It is always special when you find someone who whistles while they work. For Terry Graves, however, this is not work. This isn't a whistle.

"Looking over here to see what I can see," Terry Graves sings as he walks Hulman Links in Terre Haute.

While golfers try as best they can to stay out of the weeds, Graves gets lost in them.

"Oh, there's one," he says excitedly as he stoops to pick up a lost ball.

It's a hobby Graves started eight years and 58,977 golf balls ago - and it's catching on. The Golf Ball Drive to Support Our Military's mission is to collect new and used golf balls to be used by servicemen and servicewomen in rehabilitation exercises. Some hand-painted golf balls are also included with personal messages of love, hope and thanks to be distributed to Indiana National Guard and Active Duty Units serving in Indiana.

The golf balls and letters we saw during our Only in Indiana shoot will get shipped to Camp Atterbury, Camp Lejeune and Fort Bragg.

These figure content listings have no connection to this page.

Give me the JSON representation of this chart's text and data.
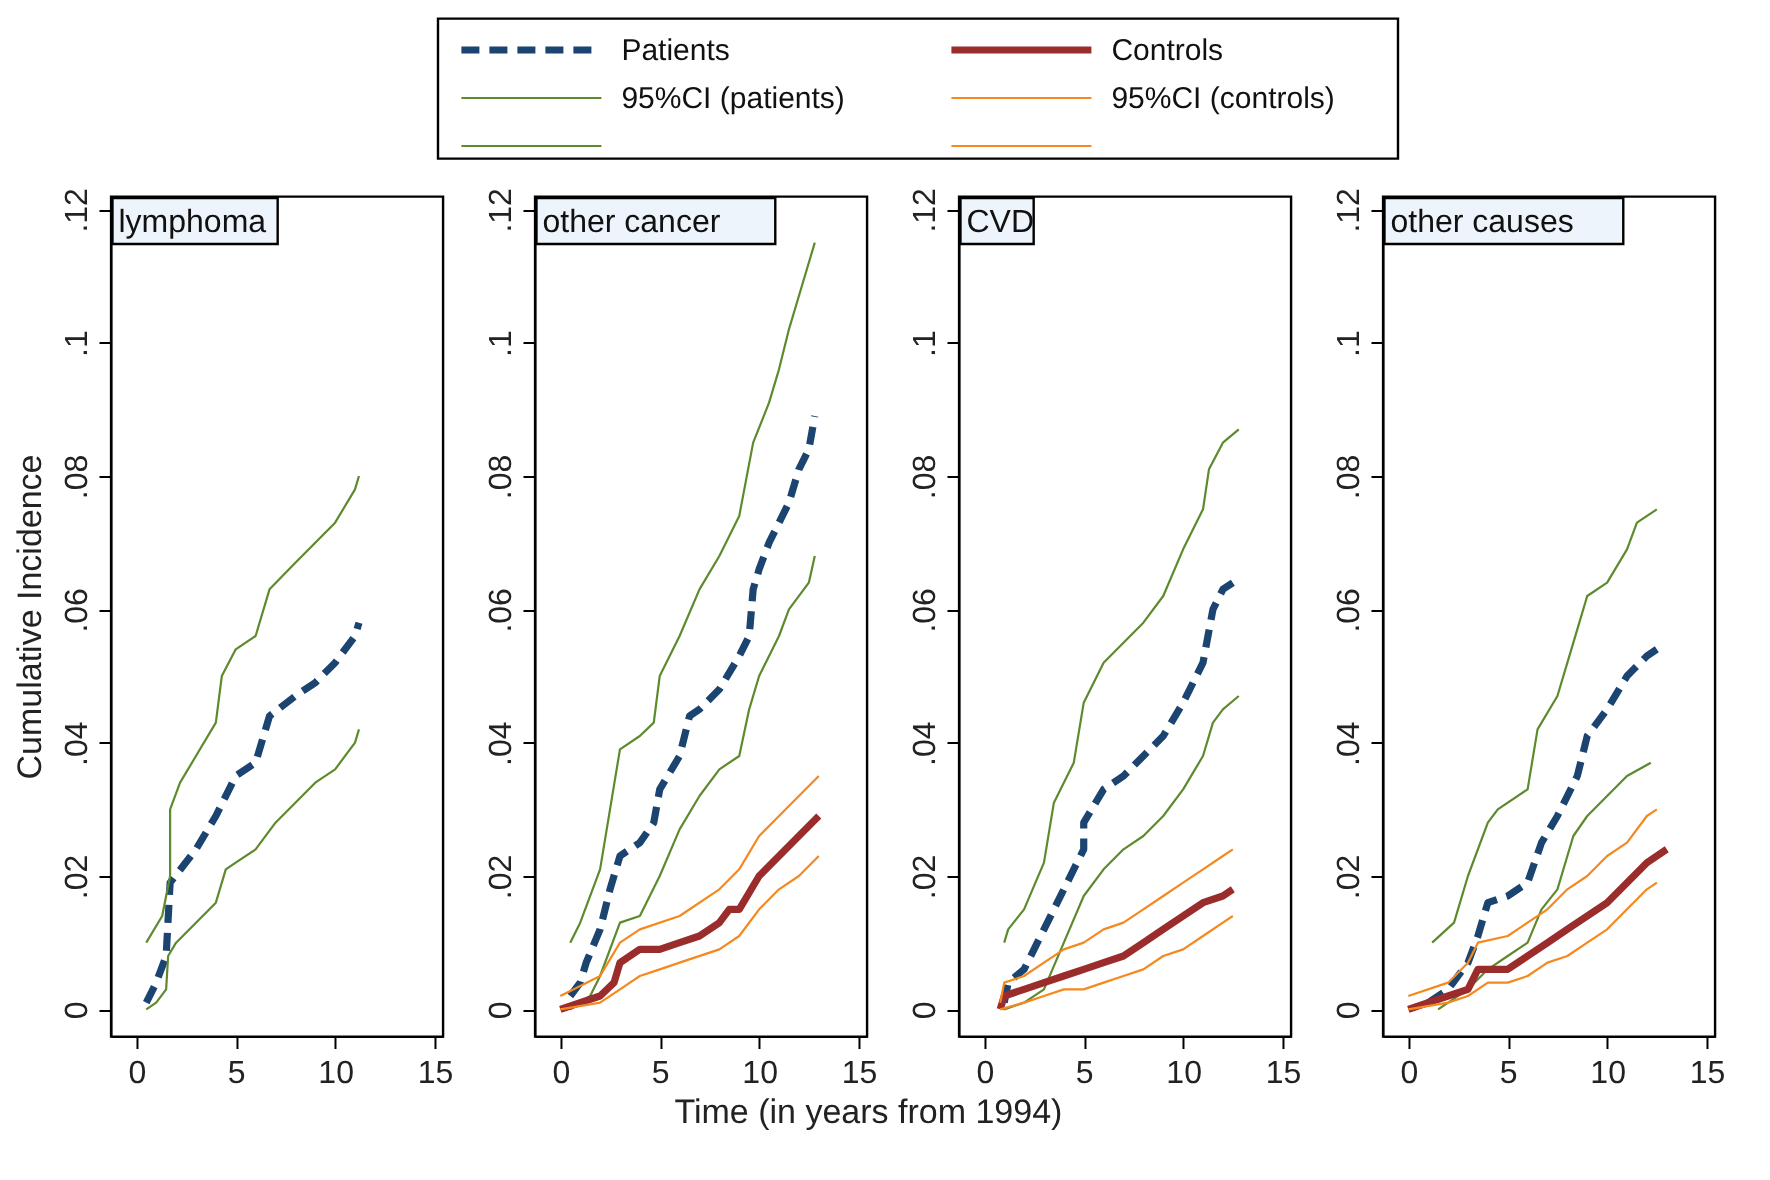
{
  "chart_data": [
    {
      "type": "line",
      "title": "lymphoma",
      "ylabel": "Cumulative Incidence",
      "xlim": [
        -1.3,
        15.4
      ],
      "ylim": [
        -0.004,
        0.122
      ],
      "xticks": [
        0,
        5,
        10,
        15
      ],
      "yticks": [
        0,
        {
          "value": 0.02,
          "label": ".02"
        },
        {
          "value": 0.04,
          "label": ".04"
        },
        {
          "value": 0.06,
          "label": ".06"
        },
        {
          "value": 0.08,
          "label": ".08"
        },
        {
          "value": 0.1,
          "label": ".1"
        },
        {
          "value": 0.12,
          "label": ".12"
        }
      ],
      "grid": false,
      "legend": false,
      "series": [
        {
          "color": "#1b4470",
          "line_style": "dashed",
          "x": [
            0.5,
            1,
            1.5,
            1.7,
            3,
            4,
            5,
            6,
            6.7,
            8,
            9,
            10,
            11,
            11.2
          ],
          "values": [
            0.001,
            0.004,
            0.008,
            0.019,
            0.024,
            0.029,
            0.035,
            0.037,
            0.044,
            0.047,
            0.049,
            0.052,
            0.056,
            0.058
          ]
        },
        {
          "color": "#5e8a2e",
          "x": [
            0.5,
            1.3,
            1.7,
            1.7,
            2.2,
            3,
            4,
            4.3,
            5,
            6,
            6.7,
            8,
            9,
            10,
            11,
            11.2
          ],
          "values": [
            0.01,
            0.014,
            0.02,
            0.03,
            0.034,
            0.038,
            0.043,
            0.05,
            0.054,
            0.056,
            0.063,
            0.067,
            0.07,
            0.073,
            0.078,
            0.08
          ]
        },
        {
          "color": "#5e8a2e",
          "x": [
            0.5,
            1,
            1.5,
            1.6,
            2,
            3,
            4,
            4.5,
            5,
            6,
            7,
            8,
            9,
            10,
            11,
            11.2
          ],
          "values": [
            0,
            0.001,
            0.003,
            0.008,
            0.01,
            0.013,
            0.016,
            0.021,
            0.022,
            0.024,
            0.028,
            0.031,
            0.034,
            0.036,
            0.04,
            0.042
          ]
        }
      ]
    },
    {
      "type": "line",
      "title": "other cancer",
      "xlabel": "Time (in years from 1994)",
      "xlim": [
        -1.3,
        15.4
      ],
      "ylim": [
        -0.004,
        0.122
      ],
      "xticks": [
        0,
        5,
        10,
        15
      ],
      "yticks": [
        0,
        {
          "value": 0.02,
          "label": ".02"
        },
        {
          "value": 0.04,
          "label": ".04"
        },
        {
          "value": 0.06,
          "label": ".06"
        },
        {
          "value": 0.08,
          "label": ".08"
        },
        {
          "value": 0.1,
          "label": ".1"
        },
        {
          "value": 0.12,
          "label": ".12"
        }
      ],
      "grid": false,
      "legend": "top",
      "series": [
        {
          "name": "Patients",
          "color": "#1b4470",
          "line_style": "dashed",
          "x": [
            0.5,
            1,
            1.3,
            2,
            2.5,
            3,
            4,
            4.7,
            5,
            6,
            6.5,
            7,
            8,
            9,
            9.5,
            9.7,
            10,
            10.5,
            11.5,
            12,
            12.5,
            12.8
          ],
          "values": [
            0.002,
            0.004,
            0.007,
            0.012,
            0.018,
            0.023,
            0.025,
            0.028,
            0.033,
            0.038,
            0.044,
            0.045,
            0.048,
            0.053,
            0.056,
            0.063,
            0.066,
            0.07,
            0.076,
            0.081,
            0.084,
            0.089
          ]
        },
        {
          "name": "95%CI (patients)",
          "color": "#5e8a2e",
          "x": [
            0.5,
            1,
            2,
            2.5,
            3,
            4,
            4.7,
            5,
            6,
            7,
            8,
            9,
            9.7,
            10.5,
            11,
            11.5,
            12,
            12.8
          ],
          "values": [
            0.01,
            0.013,
            0.021,
            0.03,
            0.039,
            0.041,
            0.043,
            0.05,
            0.056,
            0.063,
            0.068,
            0.074,
            0.085,
            0.091,
            0.096,
            0.102,
            0.107,
            0.115
          ]
        },
        {
          "color": "#5e8a2e",
          "x": [
            0.5,
            1.5,
            2,
            3,
            4,
            5,
            6,
            7,
            8,
            9,
            9.5,
            10,
            11,
            11.5,
            12.5,
            12.8
          ],
          "values": [
            0,
            0.002,
            0.005,
            0.013,
            0.014,
            0.02,
            0.027,
            0.032,
            0.036,
            0.038,
            0.045,
            0.05,
            0.056,
            0.06,
            0.064,
            0.068
          ]
        },
        {
          "name": "Controls",
          "color": "#9b2c2c",
          "line_style": "solid",
          "x": [
            0,
            1,
            2,
            2.7,
            3,
            4,
            5,
            6,
            7,
            8,
            8.5,
            9,
            10,
            11,
            12,
            13
          ],
          "values": [
            0,
            0.001,
            0.002,
            0.004,
            0.007,
            0.009,
            0.009,
            0.01,
            0.011,
            0.013,
            0.015,
            0.015,
            0.02,
            0.023,
            0.026,
            0.029
          ]
        },
        {
          "name": "95%CI (controls)",
          "color": "#f5891f",
          "x": [
            0,
            2,
            3,
            4,
            6,
            8,
            9,
            10,
            11,
            12,
            13
          ],
          "values": [
            0.002,
            0.005,
            0.01,
            0.012,
            0.014,
            0.018,
            0.021,
            0.026,
            0.029,
            0.032,
            0.035
          ]
        },
        {
          "color": "#f5891f",
          "x": [
            0,
            2,
            3,
            4,
            5,
            6,
            8,
            9,
            10,
            11,
            12,
            13
          ],
          "values": [
            0,
            0.001,
            0.003,
            0.005,
            0.006,
            0.007,
            0.009,
            0.011,
            0.015,
            0.018,
            0.02,
            0.023
          ]
        }
      ]
    },
    {
      "type": "line",
      "title": "CVD",
      "xlim": [
        -1.3,
        15.4
      ],
      "ylim": [
        -0.004,
        0.122
      ],
      "xticks": [
        0,
        5,
        10,
        15
      ],
      "yticks": [
        0,
        {
          "value": 0.02,
          "label": ".02"
        },
        {
          "value": 0.04,
          "label": ".04"
        },
        {
          "value": 0.06,
          "label": ".06"
        },
        {
          "value": 0.08,
          "label": ".08"
        },
        {
          "value": 0.1,
          "label": ".1"
        },
        {
          "value": 0.12,
          "label": ".12"
        }
      ],
      "grid": false,
      "legend": false,
      "series": [
        {
          "color": "#1b4470",
          "line_style": "dashed",
          "x": [
            1,
            1.2,
            2,
            3,
            4,
            5,
            5,
            6,
            7,
            8,
            9,
            10,
            11,
            11.5,
            12,
            12.5
          ],
          "values": [
            0.001,
            0.004,
            0.006,
            0.012,
            0.018,
            0.024,
            0.028,
            0.033,
            0.035,
            0.038,
            0.041,
            0.046,
            0.052,
            0.06,
            0.063,
            0.064
          ]
        },
        {
          "color": "#5e8a2e",
          "x": [
            1,
            1.2,
            2,
            3,
            3.5,
            4.5,
            5,
            6,
            7,
            8,
            9,
            10,
            11,
            11.3,
            12,
            12.8
          ],
          "values": [
            0.01,
            0.012,
            0.015,
            0.022,
            0.031,
            0.037,
            0.046,
            0.052,
            0.055,
            0.058,
            0.062,
            0.069,
            0.075,
            0.081,
            0.085,
            0.087
          ]
        },
        {
          "color": "#5e8a2e",
          "x": [
            1,
            2,
            3,
            4,
            5,
            6,
            7,
            8,
            9,
            10,
            11,
            11.5,
            12,
            12.8
          ],
          "values": [
            0,
            0.001,
            0.003,
            0.01,
            0.017,
            0.021,
            0.024,
            0.026,
            0.029,
            0.033,
            0.038,
            0.043,
            0.045,
            0.047
          ]
        },
        {
          "color": "#9b2c2c",
          "line_style": "solid",
          "x": [
            0.8,
            1,
            2,
            3,
            4,
            5,
            6,
            7,
            8,
            9,
            10,
            11,
            12,
            12.5
          ],
          "values": [
            0,
            0.002,
            0.003,
            0.004,
            0.005,
            0.006,
            0.007,
            0.008,
            0.01,
            0.012,
            0.014,
            0.016,
            0.017,
            0.018
          ]
        },
        {
          "color": "#f5891f",
          "x": [
            0.8,
            1,
            2,
            3,
            4,
            5,
            6,
            7,
            8,
            9,
            10,
            11,
            12,
            12.5
          ],
          "values": [
            0.001,
            0.004,
            0.005,
            0.007,
            0.009,
            0.01,
            0.012,
            0.013,
            0.015,
            0.017,
            0.019,
            0.021,
            0.023,
            0.024
          ]
        },
        {
          "color": "#f5891f",
          "x": [
            0.8,
            2,
            3,
            4,
            5,
            6,
            7,
            8,
            9,
            10,
            11,
            12,
            12.5
          ],
          "values": [
            0,
            0.001,
            0.002,
            0.003,
            0.003,
            0.004,
            0.005,
            0.006,
            0.008,
            0.009,
            0.011,
            0.013,
            0.014
          ]
        }
      ]
    },
    {
      "type": "line",
      "title": "other causes",
      "xlim": [
        -1.3,
        15.4
      ],
      "ylim": [
        -0.004,
        0.122
      ],
      "xticks": [
        0,
        5,
        10,
        15
      ],
      "yticks": [
        0,
        {
          "value": 0.02,
          "label": ".02"
        },
        {
          "value": 0.04,
          "label": ".04"
        },
        {
          "value": 0.06,
          "label": ".06"
        },
        {
          "value": 0.08,
          "label": ".08"
        },
        {
          "value": 0.1,
          "label": ".1"
        },
        {
          "value": 0.12,
          "label": ".12"
        }
      ],
      "grid": false,
      "legend": false,
      "series": [
        {
          "color": "#1b4470",
          "line_style": "dashed",
          "x": [
            1,
            2,
            3,
            3.5,
            4,
            5,
            6,
            6.7,
            7.5,
            8.5,
            9,
            10,
            11,
            12,
            12.5
          ],
          "values": [
            0.001,
            0.003,
            0.007,
            0.011,
            0.016,
            0.017,
            0.019,
            0.025,
            0.029,
            0.035,
            0.041,
            0.045,
            0.05,
            0.053,
            0.054
          ]
        },
        {
          "color": "#5e8a2e",
          "x": [
            1.2,
            2.3,
            3,
            4,
            4.5,
            6,
            6.5,
            7.5,
            8.5,
            9,
            10,
            11,
            11.5,
            12.5
          ],
          "values": [
            0.01,
            0.013,
            0.02,
            0.028,
            0.03,
            0.033,
            0.042,
            0.047,
            0.057,
            0.062,
            0.064,
            0.069,
            0.073,
            0.075
          ]
        },
        {
          "color": "#5e8a2e",
          "x": [
            1.5,
            2,
            3,
            4,
            5,
            6,
            6.7,
            7.5,
            8.3,
            9,
            10,
            11,
            12.2
          ],
          "values": [
            0,
            0.001,
            0.003,
            0.006,
            0.008,
            0.01,
            0.015,
            0.018,
            0.026,
            0.029,
            0.032,
            0.035,
            0.037
          ]
        },
        {
          "color": "#9b2c2c",
          "line_style": "solid",
          "x": [
            0,
            1,
            2,
            3,
            3.5,
            5,
            6,
            7,
            8,
            9,
            10,
            11,
            12,
            13
          ],
          "values": [
            0,
            0.001,
            0.002,
            0.003,
            0.006,
            0.006,
            0.008,
            0.01,
            0.012,
            0.014,
            0.016,
            0.019,
            0.022,
            0.024
          ]
        },
        {
          "color": "#f5891f",
          "x": [
            0,
            2,
            3,
            3.5,
            5,
            6,
            7,
            8,
            9,
            10,
            11,
            12,
            12.5
          ],
          "values": [
            0.002,
            0.004,
            0.007,
            0.01,
            0.011,
            0.013,
            0.015,
            0.018,
            0.02,
            0.023,
            0.025,
            0.029,
            0.03
          ]
        },
        {
          "color": "#f5891f",
          "x": [
            0,
            2,
            3,
            4,
            5,
            6,
            7,
            8,
            9,
            10,
            11,
            12,
            12.5
          ],
          "values": [
            0,
            0.001,
            0.002,
            0.004,
            0.004,
            0.005,
            0.007,
            0.008,
            0.01,
            0.012,
            0.015,
            0.018,
            0.019
          ]
        }
      ]
    }
  ]
}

Graves and other volunteers make sure they're delivered to troops, who can appreciate the messages of support.

"I am painting a golf ball to send to our troops who are defending our country," Katelyn Phillips, a seventh grader, shared.

At Shakamak Junior and Senior High School in Greene County, students are decorating them.

"It's not so bad. Just need to put some time into it and try not to shake," Phillips continued.

"I was like instantly I want to be a part of this. It made me happy that people want to help," Senior Cassidy Farris shared.

For every creative design, there is also a creative letter.

"I just want to say thank you for your service because you have decided to fight for our country and I am able to do the things I love," Braden Keller, a freshman, said.

"We love our troops. Thank you for everything. Remember this. Believe in yourself. Thank you for your service. You are the best people alive," seventh Grader Mahayla Baron read from another letter.

"By doing that, these kids are able to paint the golf balls and give them back to the troops and I kind of have a sense of pride that I am carrying on my fathers tradition," Heather Graves explained.

Heather's father may have started this, but since he has moved to North Carolina to enjoy retirement, his daughter has stepped in.

"I am tickled to death she is carrying it on," Terry Graves proudly declared And he is not alone. American Legion Post 104 and the Ladies Auxiliary in Terre Haute are glad as well.

"18-year-old kid who should be playing football is picking up the pieces of other 18-year-old kids, so it will all be worth it if we can save one life to keep him from committing suicide. That will be well worth it," veteran Jim Sullivan shared.

So they presented the Graves with a little donation.

"There is over 3,900 balls and 30 clubs," John Bones from Hulman Links revealed.

This is what volunteering is supposed to look like.

"Everybody look at me and say cheese," Heather Graves yelled as she prepared to take a picture of the group.

But sometimes you can't always see who is helping you out, like a collection amassed at Baesler's Supermarket in Vigo County.

"It's unbelievable everyday how many people are bringing in golf balls and supporting our troops," Casey Baesler manager of the Terre Haute store said.

Two grocery carts and a barrel full, to be exact.

"Definitely more than three or four hundred," Kristie O'Hare from Baesler's added.

Tracy Conklin works for Baesler's and her son Dorian even benefited by the program. Proudly displaying one of the golf balls while serving in Latvia.

"It meant a lot and it come from home so it's nice," Tracey Conklin who also works at Baesler's shared.

So just think, this avalanche began with one person and one golf ball.

Now the Graves are starting to gather golf balls for the next shipment.